Nos dividieron en dos grandes grupos. Pusieron a las mujeres y los niños a un lado y colocaron al otro a todos los hombres. Al principio intenté resistirme a la separación de Johann, me aferré a su mano hasta que uno de los prisioneros se acercó y con voz suave me dijo:

—Lo verá más tarde. No se preocupe, señora.

Mi marido me pasó las maletas y se quedó en la otra fila. Nos miraba e intentó sonreír para tranquilizarnos, pero sus labios fruncidos pretendían disimular una angustia casi insoportable.

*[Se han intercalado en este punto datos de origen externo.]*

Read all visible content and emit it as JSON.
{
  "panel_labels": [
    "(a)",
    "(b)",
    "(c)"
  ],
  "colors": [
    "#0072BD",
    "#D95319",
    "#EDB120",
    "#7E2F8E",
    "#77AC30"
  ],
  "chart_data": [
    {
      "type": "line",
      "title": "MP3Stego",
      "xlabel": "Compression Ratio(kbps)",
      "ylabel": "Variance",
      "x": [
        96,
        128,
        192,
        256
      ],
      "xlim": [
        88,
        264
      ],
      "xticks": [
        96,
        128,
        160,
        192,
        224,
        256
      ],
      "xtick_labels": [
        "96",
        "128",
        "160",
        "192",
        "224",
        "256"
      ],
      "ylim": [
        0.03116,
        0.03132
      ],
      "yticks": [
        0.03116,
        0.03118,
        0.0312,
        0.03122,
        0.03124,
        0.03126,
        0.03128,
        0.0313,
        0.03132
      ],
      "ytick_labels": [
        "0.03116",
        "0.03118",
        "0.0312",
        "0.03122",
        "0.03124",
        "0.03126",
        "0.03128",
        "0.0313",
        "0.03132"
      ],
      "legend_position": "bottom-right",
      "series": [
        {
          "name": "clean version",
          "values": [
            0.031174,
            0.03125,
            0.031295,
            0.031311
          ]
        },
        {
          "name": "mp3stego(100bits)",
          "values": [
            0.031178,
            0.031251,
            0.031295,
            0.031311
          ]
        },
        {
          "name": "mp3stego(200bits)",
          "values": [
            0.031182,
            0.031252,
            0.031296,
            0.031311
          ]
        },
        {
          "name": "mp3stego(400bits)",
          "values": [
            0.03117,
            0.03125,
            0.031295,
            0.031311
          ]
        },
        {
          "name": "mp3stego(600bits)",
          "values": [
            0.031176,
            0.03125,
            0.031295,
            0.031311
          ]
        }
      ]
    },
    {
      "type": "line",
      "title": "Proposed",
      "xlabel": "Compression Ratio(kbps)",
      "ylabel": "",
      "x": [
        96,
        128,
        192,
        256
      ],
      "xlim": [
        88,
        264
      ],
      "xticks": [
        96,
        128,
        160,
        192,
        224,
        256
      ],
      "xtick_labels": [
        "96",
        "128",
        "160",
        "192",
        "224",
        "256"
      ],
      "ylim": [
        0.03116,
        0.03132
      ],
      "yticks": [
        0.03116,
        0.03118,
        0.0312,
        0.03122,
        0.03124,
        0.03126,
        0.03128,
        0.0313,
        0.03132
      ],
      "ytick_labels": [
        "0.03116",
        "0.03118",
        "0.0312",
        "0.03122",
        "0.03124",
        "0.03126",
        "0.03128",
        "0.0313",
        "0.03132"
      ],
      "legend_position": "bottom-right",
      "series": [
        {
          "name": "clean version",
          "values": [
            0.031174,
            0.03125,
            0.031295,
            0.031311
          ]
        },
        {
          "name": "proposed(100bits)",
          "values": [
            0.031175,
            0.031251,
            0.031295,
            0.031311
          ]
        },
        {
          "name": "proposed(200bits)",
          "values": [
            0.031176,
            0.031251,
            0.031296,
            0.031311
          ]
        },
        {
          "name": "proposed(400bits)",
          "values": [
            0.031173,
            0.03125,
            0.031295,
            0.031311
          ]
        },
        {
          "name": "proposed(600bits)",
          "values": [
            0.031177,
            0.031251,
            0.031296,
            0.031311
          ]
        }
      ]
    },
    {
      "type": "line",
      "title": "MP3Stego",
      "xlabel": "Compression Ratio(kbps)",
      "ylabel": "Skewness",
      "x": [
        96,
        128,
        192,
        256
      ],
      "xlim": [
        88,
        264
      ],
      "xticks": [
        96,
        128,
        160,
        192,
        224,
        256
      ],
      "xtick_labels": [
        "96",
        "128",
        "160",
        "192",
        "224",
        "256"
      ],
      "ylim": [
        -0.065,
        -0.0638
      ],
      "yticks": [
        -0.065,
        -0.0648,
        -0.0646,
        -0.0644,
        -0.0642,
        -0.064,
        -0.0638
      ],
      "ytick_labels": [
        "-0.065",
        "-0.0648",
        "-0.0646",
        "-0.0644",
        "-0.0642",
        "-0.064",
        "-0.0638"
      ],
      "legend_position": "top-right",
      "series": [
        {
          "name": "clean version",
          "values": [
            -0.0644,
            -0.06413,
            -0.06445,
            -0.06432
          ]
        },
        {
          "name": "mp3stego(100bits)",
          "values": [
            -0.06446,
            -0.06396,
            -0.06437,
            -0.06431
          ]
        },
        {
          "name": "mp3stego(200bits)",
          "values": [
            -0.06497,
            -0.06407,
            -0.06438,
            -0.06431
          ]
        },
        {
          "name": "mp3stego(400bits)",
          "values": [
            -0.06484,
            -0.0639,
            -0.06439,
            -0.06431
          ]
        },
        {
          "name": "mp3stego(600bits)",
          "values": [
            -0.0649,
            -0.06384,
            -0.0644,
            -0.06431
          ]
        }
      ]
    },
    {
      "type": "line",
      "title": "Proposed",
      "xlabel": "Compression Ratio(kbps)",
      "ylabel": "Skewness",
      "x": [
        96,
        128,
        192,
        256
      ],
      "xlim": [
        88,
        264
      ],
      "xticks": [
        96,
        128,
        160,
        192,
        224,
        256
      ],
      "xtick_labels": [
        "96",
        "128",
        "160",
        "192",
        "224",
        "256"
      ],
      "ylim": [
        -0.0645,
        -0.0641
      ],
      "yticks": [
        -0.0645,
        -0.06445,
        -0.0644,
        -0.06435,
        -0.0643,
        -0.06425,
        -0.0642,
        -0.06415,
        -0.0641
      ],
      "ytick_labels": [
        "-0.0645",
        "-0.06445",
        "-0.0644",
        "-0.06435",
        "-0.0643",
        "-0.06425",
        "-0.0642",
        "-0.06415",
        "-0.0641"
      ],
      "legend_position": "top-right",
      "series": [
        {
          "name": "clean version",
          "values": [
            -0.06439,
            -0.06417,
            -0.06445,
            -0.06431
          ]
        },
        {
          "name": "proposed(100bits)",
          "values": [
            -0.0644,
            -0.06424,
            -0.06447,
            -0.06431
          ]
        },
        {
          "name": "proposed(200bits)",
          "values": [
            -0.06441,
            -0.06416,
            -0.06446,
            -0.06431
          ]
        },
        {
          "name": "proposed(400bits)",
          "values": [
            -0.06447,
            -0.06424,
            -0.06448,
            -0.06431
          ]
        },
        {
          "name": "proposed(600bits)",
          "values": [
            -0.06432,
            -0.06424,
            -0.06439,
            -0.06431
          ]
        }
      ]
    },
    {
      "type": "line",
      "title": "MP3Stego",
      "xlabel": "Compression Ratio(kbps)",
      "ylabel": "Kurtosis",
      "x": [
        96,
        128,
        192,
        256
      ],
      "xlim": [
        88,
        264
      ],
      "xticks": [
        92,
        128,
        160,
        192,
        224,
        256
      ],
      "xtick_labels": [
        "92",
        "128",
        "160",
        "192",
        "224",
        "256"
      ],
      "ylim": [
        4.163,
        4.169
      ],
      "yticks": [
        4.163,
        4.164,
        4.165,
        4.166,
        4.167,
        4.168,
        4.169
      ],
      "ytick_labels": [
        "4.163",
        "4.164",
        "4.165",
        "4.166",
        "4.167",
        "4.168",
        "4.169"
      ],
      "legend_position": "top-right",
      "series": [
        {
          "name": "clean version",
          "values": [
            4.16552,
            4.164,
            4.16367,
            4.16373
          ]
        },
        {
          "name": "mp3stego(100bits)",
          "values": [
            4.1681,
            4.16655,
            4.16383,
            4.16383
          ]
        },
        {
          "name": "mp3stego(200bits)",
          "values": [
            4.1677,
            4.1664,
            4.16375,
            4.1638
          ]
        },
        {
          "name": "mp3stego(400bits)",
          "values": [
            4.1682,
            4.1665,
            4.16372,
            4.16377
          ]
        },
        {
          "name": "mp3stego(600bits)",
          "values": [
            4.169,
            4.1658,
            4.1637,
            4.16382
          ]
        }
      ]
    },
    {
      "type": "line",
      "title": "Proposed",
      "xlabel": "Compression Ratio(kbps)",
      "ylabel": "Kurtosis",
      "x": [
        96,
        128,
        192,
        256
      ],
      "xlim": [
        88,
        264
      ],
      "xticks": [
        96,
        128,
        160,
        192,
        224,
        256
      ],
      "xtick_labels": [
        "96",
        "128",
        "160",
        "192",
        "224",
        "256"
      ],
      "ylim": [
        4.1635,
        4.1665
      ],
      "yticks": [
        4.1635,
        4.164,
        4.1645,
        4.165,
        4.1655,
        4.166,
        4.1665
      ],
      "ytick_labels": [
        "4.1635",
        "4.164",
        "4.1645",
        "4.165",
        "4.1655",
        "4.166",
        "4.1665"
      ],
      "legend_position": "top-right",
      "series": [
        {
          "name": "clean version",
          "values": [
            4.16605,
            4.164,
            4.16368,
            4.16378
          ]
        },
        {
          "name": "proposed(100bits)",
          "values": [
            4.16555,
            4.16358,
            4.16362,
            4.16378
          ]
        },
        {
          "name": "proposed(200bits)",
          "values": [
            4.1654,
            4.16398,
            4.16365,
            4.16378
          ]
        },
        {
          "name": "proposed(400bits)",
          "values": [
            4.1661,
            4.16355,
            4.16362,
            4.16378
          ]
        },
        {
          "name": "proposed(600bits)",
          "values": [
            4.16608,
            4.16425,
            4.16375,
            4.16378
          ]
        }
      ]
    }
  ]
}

—¿A dónde se llevan a papá? —preguntó Emily, mientras se frotaba sus ojos irritados.

No supe qué contestar. Me había quedado sin palabras, el dolor me había dejado muda, como si mi mente ya no pudiera soportar aquel sinsentido. Me limité a acariciar su cabeza y bajar la vista para que no se diese cuenta de mis lágrimas.

—Los hombres de veinte a cuarenta años vendrán con nosotros —dijo uno de los oficiales de las SS.

El grupo se dividió en dos y contemplé cómo se alejaba Johann. Al estar entre los primeros apenas pude observar durante unos segundos su espalda ancha, con el pelo negro y rizado metido en parte por el cuello de su camisa. Mi marido había ocupado toda mi existencia durante casi quince años. Sentí como si me arrancasen las entrañas cuando echaron a andar. La vida no merecía la pena ser vivida sin él. Después miré a mis hijos. Me observaban con sus ojos muy abiertos, como si intentaran escudriñar mi alma. Entonces supe que ser madre era mucho más que criar niños, consistía en doblegar el alma hasta que el yo se confundía para siempre con sus bellos rostros inocentes. El grupo de hombres ya estaba a cierta distancia mientras me mordía los labios para no llorar. Johann caminaba dentro de la formación, ocultándome su rostro. Pedí al cielo verle por última vez. Los soldados les empujaban y apremiaban, pero al menos Johann por un instante se atrevió a girarse y sus ojos se despidieron de mí, intentando suplir con aquellas hermosas pupilas la falta de sus palabras.